The end of the world ran a close second to a cartoon ogre at the Memorial Day weekend box office.
“Shrek 2” retained the top spot with $92.2 million over the long weekend, fending off the global-catastrophe tale “The Day After Tomorrow,” which debuted with $86 million, according to studio estimates Monday.
The two movies led Hollywood to a record Memorial Day weekend haul.
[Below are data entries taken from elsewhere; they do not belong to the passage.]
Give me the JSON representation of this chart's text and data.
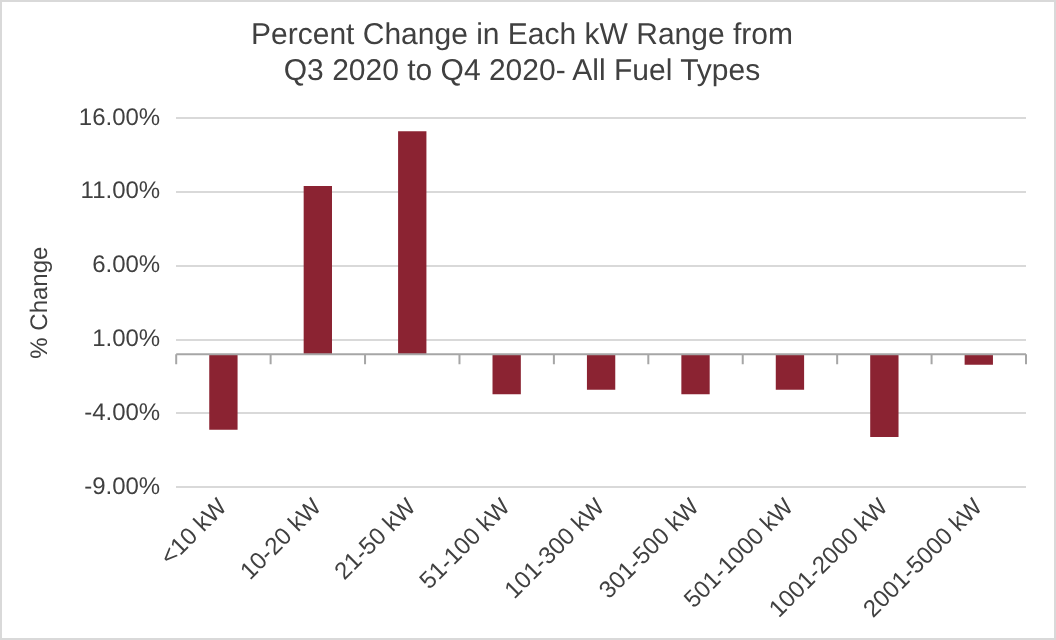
{
  "chart_data": {
    "type": "bar",
    "title": "Percent Change in Each kW Range from\nQ3 2020 to Q4 2020- All Fuel Types",
    "ylabel": "% Change",
    "categories": [
      "<10 kW",
      "10-20 kW",
      "21-50 kW",
      "51-100 kW",
      "101-300 kW",
      "301-500 kW",
      "501-1000 kW",
      "1001-2000 kW",
      "2001-5000 kW"
    ],
    "values": [
      -5.1,
      11.4,
      15.1,
      -2.7,
      -2.4,
      -2.7,
      -2.4,
      -5.6,
      -0.7
    ],
    "color": "#8b2332",
    "ylim": [
      -9,
      16
    ],
    "yticks": [
      {
        "value": -9,
        "label": "-9.00%"
      },
      {
        "value": -4,
        "label": "-4.00%"
      },
      {
        "value": 1,
        "label": "1.00%"
      },
      {
        "value": 6,
        "label": "6.00%"
      },
      {
        "value": 11,
        "label": "11.00%"
      },
      {
        "value": 16,
        "label": "16.00%"
      }
    ],
    "grid": "y",
    "legend": false
  }
}
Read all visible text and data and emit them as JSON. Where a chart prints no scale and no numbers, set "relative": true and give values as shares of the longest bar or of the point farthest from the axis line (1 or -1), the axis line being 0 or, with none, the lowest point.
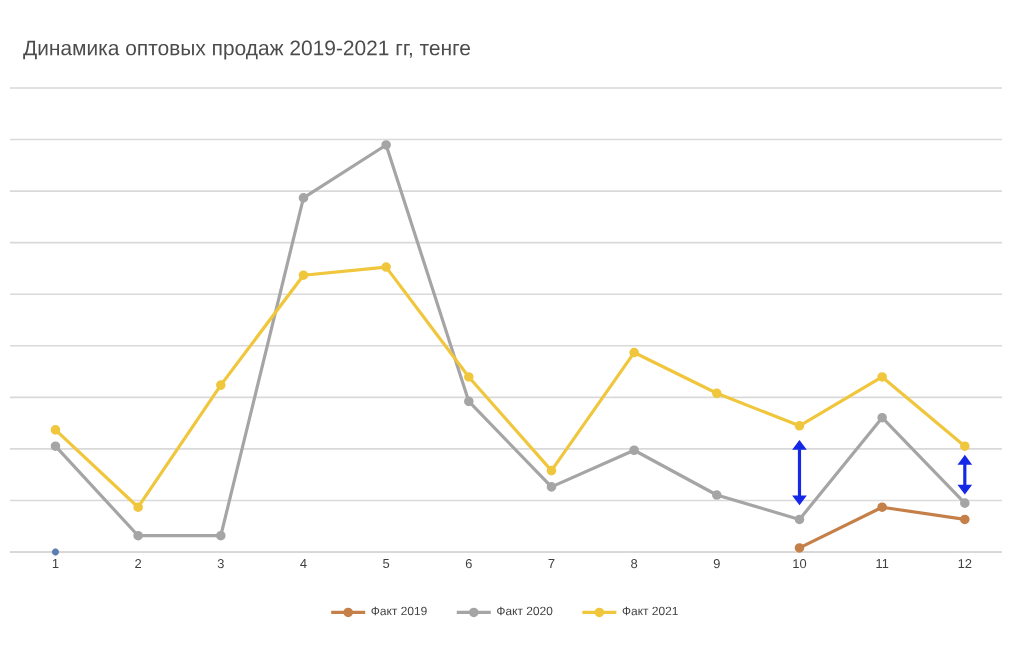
{
  "chart_data": {
    "type": "line",
    "title": "Динамика оптовых продаж 2019-2021 гг, тенге",
    "relative": true,
    "categories": [
      "1",
      "2",
      "3",
      "4",
      "5",
      "6",
      "7",
      "8",
      "9",
      "10",
      "11",
      "12"
    ],
    "series": [
      {
        "name": "Факт 2019",
        "color": "#c5804a",
        "values": [
          null,
          null,
          null,
          null,
          null,
          null,
          null,
          null,
          null,
          0.01,
          0.11,
          0.08
        ]
      },
      {
        "name": "Факт 2020",
        "color": "#a5a5a5",
        "values": [
          0.26,
          0.04,
          0.04,
          0.87,
          1,
          0.37,
          0.16,
          0.25,
          0.14,
          0.08,
          0.33,
          0.12
        ]
      },
      {
        "name": "Факт 2021",
        "color": "#f0c63c",
        "values": [
          0.3,
          0.11,
          0.41,
          0.68,
          0.7,
          0.43,
          0.2,
          0.49,
          0.39,
          0.31,
          0.43,
          0.26
        ]
      },
      {
        "type": "scatter",
        "color": "#5b7fb0",
        "values": [
          0,
          null,
          null,
          null,
          null,
          null,
          null,
          null,
          null,
          null,
          null,
          null
        ]
      }
    ],
    "grid": "y",
    "legend": "bottom",
    "marker": "circle",
    "tick_labels": "x"
  }
}
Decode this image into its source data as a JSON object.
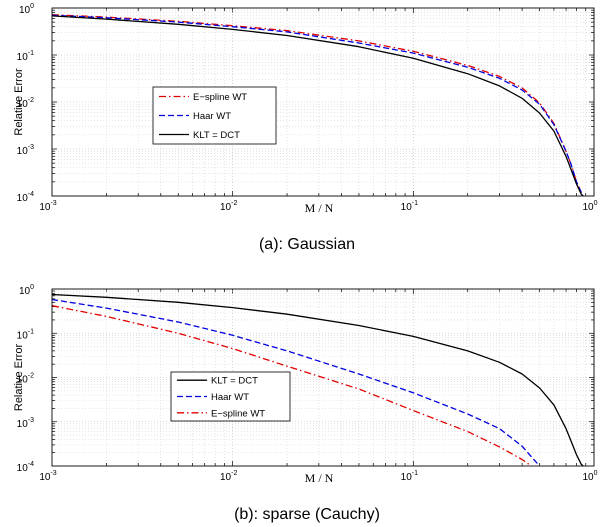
{
  "chart_data": [
    {
      "type": "line",
      "caption": "(a): Gaussian",
      "xlabel": "M / N",
      "ylabel": "Relative Error",
      "xscale": "log",
      "yscale": "log",
      "xlim": [
        0.001,
        1
      ],
      "ylim": [
        0.0001,
        1
      ],
      "xticks": [
        {
          "base": "10",
          "exp": "-3"
        },
        {
          "base": "10",
          "exp": "-2"
        },
        {
          "base": "10",
          "exp": "-1"
        },
        {
          "base": "10",
          "exp": "0"
        }
      ],
      "yticks": [
        {
          "base": "10",
          "exp": "-4"
        },
        {
          "base": "10",
          "exp": "-3"
        },
        {
          "base": "10",
          "exp": "-2"
        },
        {
          "base": "10",
          "exp": "-1"
        },
        {
          "base": "10",
          "exp": "0"
        }
      ],
      "grid": true,
      "legend_position": "center-left",
      "series": [
        {
          "name": "E−spline WT",
          "color": "#e00000",
          "dash": "dashdot",
          "x": [
            0.001,
            0.002,
            0.005,
            0.01,
            0.02,
            0.05,
            0.1,
            0.2,
            0.3,
            0.4,
            0.5,
            0.6,
            0.7,
            0.75,
            0.8,
            0.85,
            0.87
          ],
          "y": [
            0.72,
            0.64,
            0.52,
            0.42,
            0.33,
            0.2,
            0.12,
            0.06,
            0.035,
            0.02,
            0.0095,
            0.0035,
            0.0009,
            0.00045,
            0.0002,
            0.00012,
            0.0001
          ]
        },
        {
          "name": "Haar WT",
          "color": "#0000e0",
          "dash": "dashed",
          "x": [
            0.001,
            0.002,
            0.005,
            0.01,
            0.02,
            0.05,
            0.1,
            0.2,
            0.3,
            0.4,
            0.5,
            0.6,
            0.7,
            0.75,
            0.8,
            0.85,
            0.87
          ],
          "y": [
            0.7,
            0.62,
            0.5,
            0.4,
            0.31,
            0.18,
            0.11,
            0.055,
            0.032,
            0.018,
            0.009,
            0.0033,
            0.0009,
            0.00045,
            0.0002,
            0.00012,
            0.0001
          ]
        },
        {
          "name": "KLT = DCT",
          "color": "#000000",
          "dash": "solid",
          "x": [
            0.001,
            0.002,
            0.005,
            0.01,
            0.02,
            0.05,
            0.1,
            0.2,
            0.3,
            0.4,
            0.5,
            0.6,
            0.7,
            0.75,
            0.8,
            0.85,
            0.87
          ],
          "y": [
            0.68,
            0.58,
            0.45,
            0.35,
            0.26,
            0.15,
            0.085,
            0.04,
            0.022,
            0.012,
            0.0058,
            0.0024,
            0.0007,
            0.00035,
            0.00018,
            0.00011,
            0.0001
          ]
        }
      ]
    },
    {
      "type": "line",
      "caption": "(b): sparse (Cauchy)",
      "xlabel": "M / N",
      "ylabel": "Relative Error",
      "xscale": "log",
      "yscale": "log",
      "xlim": [
        0.001,
        1
      ],
      "ylim": [
        0.0001,
        1
      ],
      "xticks": [
        {
          "base": "10",
          "exp": "-3"
        },
        {
          "base": "10",
          "exp": "-2"
        },
        {
          "base": "10",
          "exp": "-1"
        },
        {
          "base": "10",
          "exp": "0"
        }
      ],
      "yticks": [
        {
          "base": "10",
          "exp": "-4"
        },
        {
          "base": "10",
          "exp": "-3"
        },
        {
          "base": "10",
          "exp": "-2"
        },
        {
          "base": "10",
          "exp": "-1"
        },
        {
          "base": "10",
          "exp": "0"
        }
      ],
      "grid": true,
      "legend_position": "center-left",
      "series": [
        {
          "name": "KLT = DCT",
          "color": "#000000",
          "dash": "solid",
          "x": [
            0.001,
            0.002,
            0.005,
            0.01,
            0.02,
            0.05,
            0.1,
            0.2,
            0.3,
            0.4,
            0.5,
            0.6,
            0.7,
            0.75,
            0.8,
            0.85,
            0.87
          ],
          "y": [
            0.75,
            0.65,
            0.5,
            0.38,
            0.27,
            0.15,
            0.085,
            0.04,
            0.022,
            0.012,
            0.0058,
            0.0024,
            0.0007,
            0.00035,
            0.00018,
            0.00011,
            0.0001
          ]
        },
        {
          "name": "Haar WT",
          "color": "#0000e0",
          "dash": "dashed",
          "x": [
            0.001,
            0.002,
            0.005,
            0.01,
            0.02,
            0.05,
            0.1,
            0.2,
            0.3,
            0.4,
            0.5
          ],
          "y": [
            0.58,
            0.37,
            0.18,
            0.09,
            0.04,
            0.012,
            0.0045,
            0.0015,
            0.0007,
            0.00028,
            0.0001
          ]
        },
        {
          "name": "E−spline WT",
          "color": "#e00000",
          "dash": "dashdot",
          "x": [
            0.001,
            0.002,
            0.005,
            0.01,
            0.02,
            0.05,
            0.1,
            0.2,
            0.3,
            0.4,
            0.45
          ],
          "y": [
            0.42,
            0.24,
            0.1,
            0.045,
            0.018,
            0.0055,
            0.0018,
            0.0006,
            0.00027,
            0.00014,
            0.0001
          ]
        }
      ]
    }
  ]
}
The top 12 movies alone took in $233.5 million, easily topping the previous best of $202 million for all movies over Memorial Day weekend last year.
If the numbers for “Shrek 2” hold up when final figures are released Tuesday, the movie would have the best Memorial Day weekend gross ever, beating the $90.2 million take for “The Lost World: Jurassic Park” in 1997.
In its second weekend, “Shrek 2” pushed its total to $257 million since opening May 19. The sequel should pass the $267.7 million domestic total for the first “Shrek” by Wednesday or Thursday, said Jim Tharp, head of distribution for DreamWorks, which released both animated hits.
“Shrek 2” will pass $300 million, but Tharp would not predict if it had a shot at beating the $340 million total for “Finding Nemo,” the box-office champ among animated movies.
“We think we’ll be well over $300 million. We just don’t know how far over yet,” Tharp said. “Shrek 2” faces stiff competition for the family crowd this coming weekend from the debut of “Harry Potter and the Prisoner of Azkaban,” Tharp said.
20th Century Fox, the studio behind “The Day After Tomorrow,” was happy to come in second to “Shrek 2,” said head of distribution Bruce Snyder.
“It’s amazing how the marketplace expanded to embrace ‘Day After Tomorrow’ with ‘Shrek’ already taking up so much business,” Snyder said.
“The Day After Tomorrow” features Dennis Quaid as a scientist trying to prevent the end of the world when global warming unleashes climatological disaster. The movie’s dazzling visual effects including tidal waves flooding Manhattan and a deep freeze in Britain.
“This puts to bed any notion that audiences can’t handle doomsday scenarios or end-of-the-world-type films post-Sept. 11,” said Paul Dergarabedian, president of box-office tracker Exhibitor Relations. “People love to see things they could not deal with in real life. They love to see the world annihilated. It’s a vicarious thrill.”
“Shrek 2” and “The Day After Tomorrow” accounted for 76 percent of revenues among the top 12 movies, choking off business for two other new flicks.
Kate Hudson’s comedy “Raising Helen,” about a career woman who becomes reluctant ward to her dead sister’s three children, debuted at No. 4 with $14 million, coming in behind “Troy,” which took third with $15 million.
“Soul Plane,” about a funky airline, opened in fifth-place with $7 million.
In limited release, Jena Malone and Mandy Moore’s satiric “Saved!”, about a teenager at a Christian school ostracized when she becomes pregnant, opened strongly with $440,000 at 20 theaters.
Mario Van Peebles’ “Baadasssss!”, in which he stars as his father, Melvin, on his quest to make the seminal black-power flick “Sweet Sweetback’s Baadasssss Song,” had a modest debut of $57,929 in 13 theaters.